Mass flows are defined by:

\(\begin{array}{}{M}_{w}={\rho }_{w}\varphi {S}_{l}({v}_{w}-{v}_{s})\\ {M}_{\text{ad}}={\rho }_{\text{ad}}\varphi {S}_{l}({v}_{\text{ad}}-{v}_{s})\\ {M}_{\text{as}}={\rho }_{\text{as}}\varphi (1-{S}_{l})({v}_{\text{as}}-{v}_{s})\\ {M}_{\text{vp}}={\rho }_{\text{vp}}\varphi (1-{S}_{l})({v}_{\text{vp}}-{v}_{s})\end{array}\) eq 2.2.3.3-3

Mass inputs make it possible to define the overall density seen in relation to the reference configuration:

\(r\text{=}{r}_{0}\text{+}{m}_{w}\text{+}{m}_{\text{ad}}\text{+}{m}_{\text{vp}}\text{+}{m}_{\text{as}}\) eq 2.2.3.3-4

where \({r}_{0}\) refers to the density homogenized at the initial instant.

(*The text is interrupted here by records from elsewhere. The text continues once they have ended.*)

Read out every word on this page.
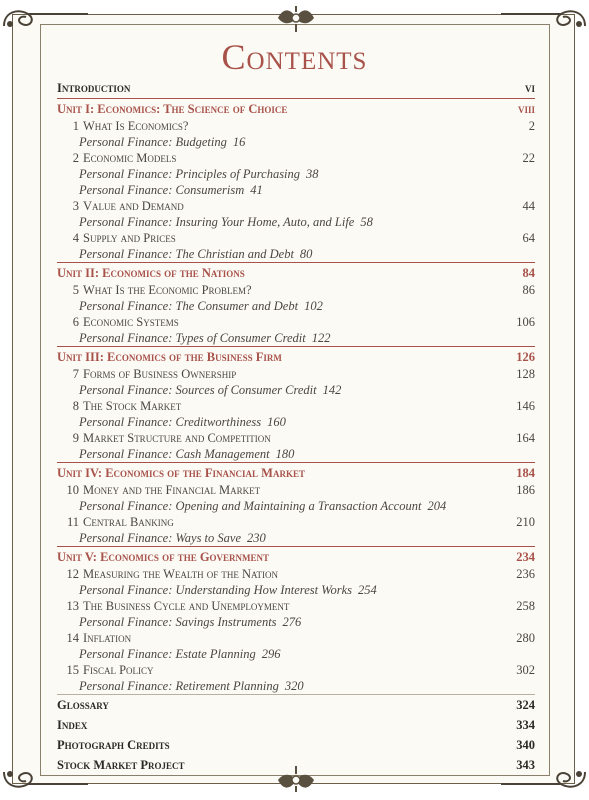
Contents
Introduction	vi
Unit I: Economics: The Science of Choice	viii
1 What Is Economics?	2
Personal Finance: Budgeting 16
2 Economic Models	22
Personal Finance: Principles of Purchasing 38
Personal Finance: Consumerism 41
3 Value and Demand	44
Personal Finance: Insuring Your Home, Auto, and Life 58
4 Supply and Prices	64
Personal Finance: The Christian and Debt 80
Unit II: Economics of the Nations	84
5 What Is the Economic Problem?	86
Personal Finance: The Consumer and Debt 102
6 Economic Systems	106
Personal Finance: Types of Consumer Credit 122
Unit III: Economics of the Business Firm	126
7 Forms of Business Ownership	128
Personal Finance: Sources of Consumer Credit 142
8 The Stock Market	146
Personal Finance: Creditworthiness 160
9 Market Structure and Competition	164
Personal Finance: Cash Management 180
Unit IV: Economics of the Financial Market	184
10 Money and the Financial Market	186
Personal Finance: Opening and Maintaining a Transaction Account 204
11 Central Banking	210
Personal Finance: Ways to Save 230
Unit V: Economics of the Government	234
12 Measuring the Wealth of the Nation	236
Personal Finance: Understanding How Interest Works 254
13 The Business Cycle and Unemployment	258
Personal Finance: Savings Instruments 276
14 Inflation	280
Personal Finance: Estate Planning 296
15 Fiscal Policy	302
Personal Finance: Retirement Planning 320
Glossary	324
Index	334
Photograph Credits	340
Stock Market Project	343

Other intermediate hydraulic quantities are introduced:

concentration of the vapor in the gas: \({C}_{\text{vp}}=\frac{{p}_{\text{vp}}}{{p}_{\text{gz}}}\),
gas flow: \(\frac{{M}_{\text{gz}}}{{\rho }_{\text{gz}}}=(1-{C}_{\text{vp}})\frac{{M}_{\text{as}}}{{\rho }_{\text{as}}}+{C}_{\text{vp}}\frac{{M}_{\text{vp}}}{{\rho }_{\text{vp}}}\). This equation states that the gas speed is obtained by averaging (weighted sum) the velocities of the various gases as a function of their concentration,
vapour pressure \({p}_{\text{vp}}\).

2.2.3.4. Thermal quantities#

non-convected heat \({Q}^{\text{'}}\) (see later) (unit: Joule),
the mass enthalpies of the components \({h}_{\text{ij}}^{m}\) (\({h}_{w}^{m},{h}_{\text{ad}}^{m},{h}_{\text{vp}}^{m},{h}_{\text{as}}^{m}\)) (unit: Joule/Kelvin),
heat flow: \(q\) (unit: \(J\mathrm{/}s\mathrm{/}{m}^{2}\)).

All these quantities belong to the generalized constraints in the sense of document [R7.01.10] [4].

2.2.4. External data#

the mass force \({F}^{m}\) (in practice gravity),
heat sources \(\mathrm{\Theta }\),
boundary conditions relating either to imposed variables or to imposed flows.